Declining Topical Relevance in Atmospheric-Science Journals?

Just because a paper has been published formally doesn’t mean it’s worth a damn.

The recent publication of papers with themes akin to “tornado-preventing walls” and “smoke makes tornadoes worse because we think it did on one outbreak day” underscores this point. [No, I’m not going to feed them clicks by linking to them.] When papers are published in journals not focused to their subject matter, they tend to get poorly qualified reviewers and lots of flaws get through. Publish meteorology papers in a physics journal (or vice versa) and the likelihood of best-qualified possible reviews goes way down.

A paper I recently reviewed cites one such source. I reckon the author(s) were surprised to see this in my review (names removed):

    “xxxx and xxxx (20__) is a scientifically deficient and poorly written paper—one I’m quite sure would not be accepted to an AMS, EJSSM or NWA journal in the form it was published in [the overseas journal]. I don’t have room here, nor is it appropriate in this space, to go into all the details, but for starters, it uses unsupported classifications, obsolete metrics, overgeneralized hand-waving (e.g., “dynamics”), misuses that and other terminology in ways that indicate basic lack of understanding, fails to document errors and uncertainties in the data, and is suffused with banal fluff. This citation can be dropped with no harm at all.”

At least all that involves is dropping one citation to a paper they cited and I read–a paper that is useless rubbish. Easy enough…but what else gets through unnoticed by reviewers who are not careful due to being busy, distracted, superficial in their reviews, or ignorant of the depth of the subject matter? How many reviewers will seek and read unfamiliar papers cited by authors of articles they are reviewing? Anecdotal evidence suggests it is a minority, and that’s very unfortunate.

Thankfully I recently had the opportunity to review a weather (not climate) paper submitted to an unnamed overseas climate journal by unnamed U.S. author(s) [keeping things unnamed so as to not soil the integrity of the review process], and recommended rejection for this reason: it is totally out of scope. The paper is forecasting-related to a specific short-fused, localized severe-weather phenomenon in the U.S., and should be submitted to a U.S. weather journal read by operational forecasters (EJSSM, WAF, or NWA EJOM) since it deals with short-fused prediction methods for a severe-weather phenomenon based on U.S. cases. The paper itself actually is reasonably good, but in the wrong place. I don’t know yet if the editor agreed or if he went ahead and decided to publish a paper completely out of the journal’s scope. If the latter, chalk up another one to the misfit brigade.

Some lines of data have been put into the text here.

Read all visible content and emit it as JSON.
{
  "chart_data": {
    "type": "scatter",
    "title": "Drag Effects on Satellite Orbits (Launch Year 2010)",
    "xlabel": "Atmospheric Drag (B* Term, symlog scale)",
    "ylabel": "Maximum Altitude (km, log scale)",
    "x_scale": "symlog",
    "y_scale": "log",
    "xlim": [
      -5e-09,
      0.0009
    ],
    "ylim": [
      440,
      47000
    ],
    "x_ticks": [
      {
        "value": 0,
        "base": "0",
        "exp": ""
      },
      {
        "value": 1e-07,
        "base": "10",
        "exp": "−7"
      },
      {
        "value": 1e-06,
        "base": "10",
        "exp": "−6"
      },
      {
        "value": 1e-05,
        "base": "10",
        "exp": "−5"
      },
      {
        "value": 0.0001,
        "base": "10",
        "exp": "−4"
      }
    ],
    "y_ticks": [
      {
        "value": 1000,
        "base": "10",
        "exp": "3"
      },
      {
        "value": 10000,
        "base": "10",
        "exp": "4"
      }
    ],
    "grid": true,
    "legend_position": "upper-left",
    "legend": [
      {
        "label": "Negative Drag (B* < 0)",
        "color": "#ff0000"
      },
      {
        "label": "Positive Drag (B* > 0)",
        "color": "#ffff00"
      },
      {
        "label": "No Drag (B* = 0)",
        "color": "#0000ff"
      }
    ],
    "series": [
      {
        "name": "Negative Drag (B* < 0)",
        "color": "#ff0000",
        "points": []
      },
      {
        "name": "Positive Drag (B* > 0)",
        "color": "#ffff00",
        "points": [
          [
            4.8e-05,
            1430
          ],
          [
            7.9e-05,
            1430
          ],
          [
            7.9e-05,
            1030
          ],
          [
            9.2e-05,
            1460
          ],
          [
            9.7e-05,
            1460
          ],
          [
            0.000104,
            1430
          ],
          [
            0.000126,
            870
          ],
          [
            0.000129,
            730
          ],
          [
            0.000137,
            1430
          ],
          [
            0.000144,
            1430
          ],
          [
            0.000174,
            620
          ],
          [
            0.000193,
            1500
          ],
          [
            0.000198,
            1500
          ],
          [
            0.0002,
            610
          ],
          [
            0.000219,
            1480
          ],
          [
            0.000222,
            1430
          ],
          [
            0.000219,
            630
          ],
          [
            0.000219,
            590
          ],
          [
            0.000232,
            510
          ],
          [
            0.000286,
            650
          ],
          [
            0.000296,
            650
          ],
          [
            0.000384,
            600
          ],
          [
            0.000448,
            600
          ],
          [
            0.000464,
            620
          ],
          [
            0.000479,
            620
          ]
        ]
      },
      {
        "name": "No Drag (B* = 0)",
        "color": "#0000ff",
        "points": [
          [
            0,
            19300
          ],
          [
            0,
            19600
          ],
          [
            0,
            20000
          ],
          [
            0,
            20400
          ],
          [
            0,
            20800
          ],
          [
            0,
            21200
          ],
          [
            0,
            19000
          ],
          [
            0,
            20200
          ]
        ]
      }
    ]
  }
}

I’m an editor of a hazardous-weather journal that accepts papers on supercells, hail, lightning, fire weather, extreme winds, winter storms and other acutely dangerous weather. There is no chance I would put into review a submission on Antarctic ice-albedo radiation processes, climatology of nighttime temperatures in a city, chemistry of methane bubbles in Siberia, climate-change effects on wildlife, or electromagnetism of aurorae–regardless of how high-quality it looked, and even if it would boost the journal’s published-paper metrics. Instead I’d try to find the right journal(s) and make that recommendation to the author(s). The reason is simple, regardless of the paper’s worth in its realm–the subject matter is not within the journal’s scope. I get the sense that these (mainly overseas) journals are taking out-of-scope and sometimes very poor-quality papers just to boost publicity and bean counts.

What about relevance? What about quality over quantity? Are bean counts and number-based ratings all that matter to some journals, and to the academic departments that rate faculty? Apparently so–and if so, a pox on ’em. Screw paper and citation counts…too many mindless artifices are involved! What about how good those papers are?

Quality is harder to judge. It takes time, reading and work–work that reviewers, journal editors and faculty evaluators alike need to be doing to uphold the integrity of the science!